The choice of an STM32WL microcontroller precludes the use of internal EEPROM, requiring the use of either an external EEPROM or the internal Flash memory for storing persistent data. The latter option is often favored in many designs (and modems) for cost reasons, though it comes with certain implications.

Using networks like LoRaWAN and Sigfox involves regular persistent writes. In the case of LoRaWAN, using OTAA (Over-The-Air Activation) mode, the devNonce must be recorded during each join procedure to ensure its uniqueness over network connections. Here, the number of persistent memory writes will theoretically be low (except for the battery end-of-life scenario discussed later).

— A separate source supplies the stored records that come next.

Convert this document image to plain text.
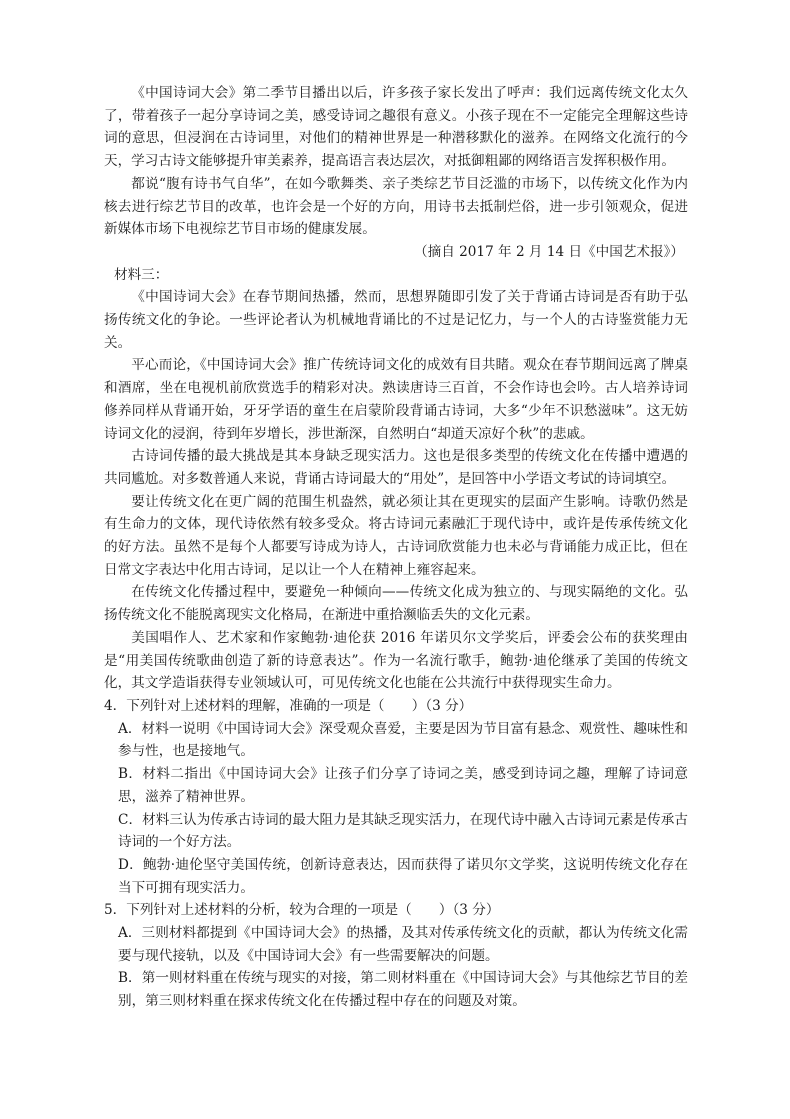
《中国诗词大会》第二季节目播出以后，许多孩子家长发出了呼声：我们远离传统文化太久了，带着孩子一起分享诗词之美，感受诗词之趣很有意义。小孩子现在不一定能完全理解这些诗词的意思，但浸润在古诗词里，对他们的精神世界是一种潜移默化的滋养。在网络文化流行的今天，学习古诗文能够提升审美素养，提高语言表达层次，对抵御粗鄙的网络语言发挥积极作用。

都说“腹有诗书气自华”，在如今歌舞类、亲子类综艺节目泛滥的市场下，以传统文化作为内核去进行综艺节目的改革，也许会是一个好的方向，用诗书去抵制烂俗，进一步引领观众，促进新媒体市场下电视综艺节目市场的健康发展。

（摘自 2017 年 2 月 14 日《中国艺术报》）

材料三：

《中国诗词大会》在春节期间热播，然而，思想界随即引发了关于背诵古诗词是否有助于弘扬传统文化的争论。一些评论者认为机械地背诵比的不过是记忆力，与一个人的古诗鉴赏能力无关。

平心而论，《中国诗词大会》推广传统诗词文化的成效有目共睹。观众在春节期间远离了牌桌和酒席，坐在电视机前欣赏选手的精彩对决。熟读唐诗三百首，不会作诗也会吟。古人培养诗词修养同样从背诵开始，牙牙学语的童生在启蒙阶段背诵古诗词，大多“少年不识愁滋味”。这无妨诗词文化的浸润，待到年岁增长，涉世渐深，自然明白“却道天凉好个秋”的悲戚。

古诗词传播的最大挑战是其本身缺乏现实活力。这也是很多类型的传统文化在传播中遭遇的共同尴尬。对多数普通人来说，背诵古诗词最大的“用处”，是回答中小学语文考试的诗词填空。

要让传统文化在更广阔的范围生机盎然，就必须让其在更现实的层面产生影响。诗歌仍然是有生命力的文体，现代诗依然有较多受众。将古诗词元素融汇于现代诗中，或许是传承传统文化的好方法。虽然不是每个人都要写诗成为诗人，古诗词欣赏能力也未必与背诵能力成正比，但在日常文字表达中化用古诗词，足以让一个人在精神上雍容起来。

在传统文化传播过程中，要避免一种倾向——传统文化成为独立的、与现实隔绝的文化。弘扬传统文化不能脱离现实文化格局，在渐进中重拾濒临丢失的文化元素。

美国唱作人、艺术家和作家鲍勃·迪伦获 2016 年诺贝尔文学奖后，评委会公布的获奖理由是“用美国传统歌曲创造了新的诗意表达”。作为一名流行歌手，鲍勃·迪伦继承了美国的传统文化，其文学造诣获得专业领域认可，可见传统文化也能在公共流行中获得现实生命力。

4．下列针对上述材料的理解，准确的一项是（　　）（3 分）

A．材料一说明《中国诗词大会》深受观众喜爱，主要是因为节目富有悬念、观赏性、趣味性和参与性，也是接地气。

B．材料二指出《中国诗词大会》让孩子们分享了诗词之美，感受到诗词之趣，理解了诗词意思，滋养了精神世界。

C．材料三认为传承古诗词的最大阻力是其缺乏现实活力，在现代诗中融入古诗词元素是传承古诗词的一个好方法。

D．鲍勃·迪伦坚守美国传统，创新诗意表达，因而获得了诺贝尔文学奖，这说明传统文化存在当下可拥有现实活力。

5．下列针对上述材料的分析，较为合理的一项是（　　）（3 分）

A．三则材料都提到《中国诗词大会》的热播，及其对传承传统文化的贡献，都认为传统文化需要与现代接轨，以及《中国诗词大会》有一些需要解决的问题。

B．第一则材料重在传统与现实的对接，第二则材料重在《中国诗词大会》与其他综艺节目的差别，第三则材料重在探求传统文化在传播过程中存在的问题及对策。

For an ABP (Activation By Personalization) connection, the situation differs significantly; the frame counter (FCnt) must be recorded so that it does not reset to zero in the event of a reboot. The same applies to Sigfox and its SeqId, which must increment with each communication. Without specific logic, LoRaWAN ABP and Sigfox will write to persistent memory with each data transmission.

While an EEPROM memory area has a lifespan of about 100,000 to 1,000,000 cycles (still potentially lower than the number of messages sent during the object’s lifecycle), a Flash memory area lasts only 10,000 writes, a number quickly reached in IoT communications. Therefore, using Flash as persistent storage requires a different approach compared to EEPROM in this context.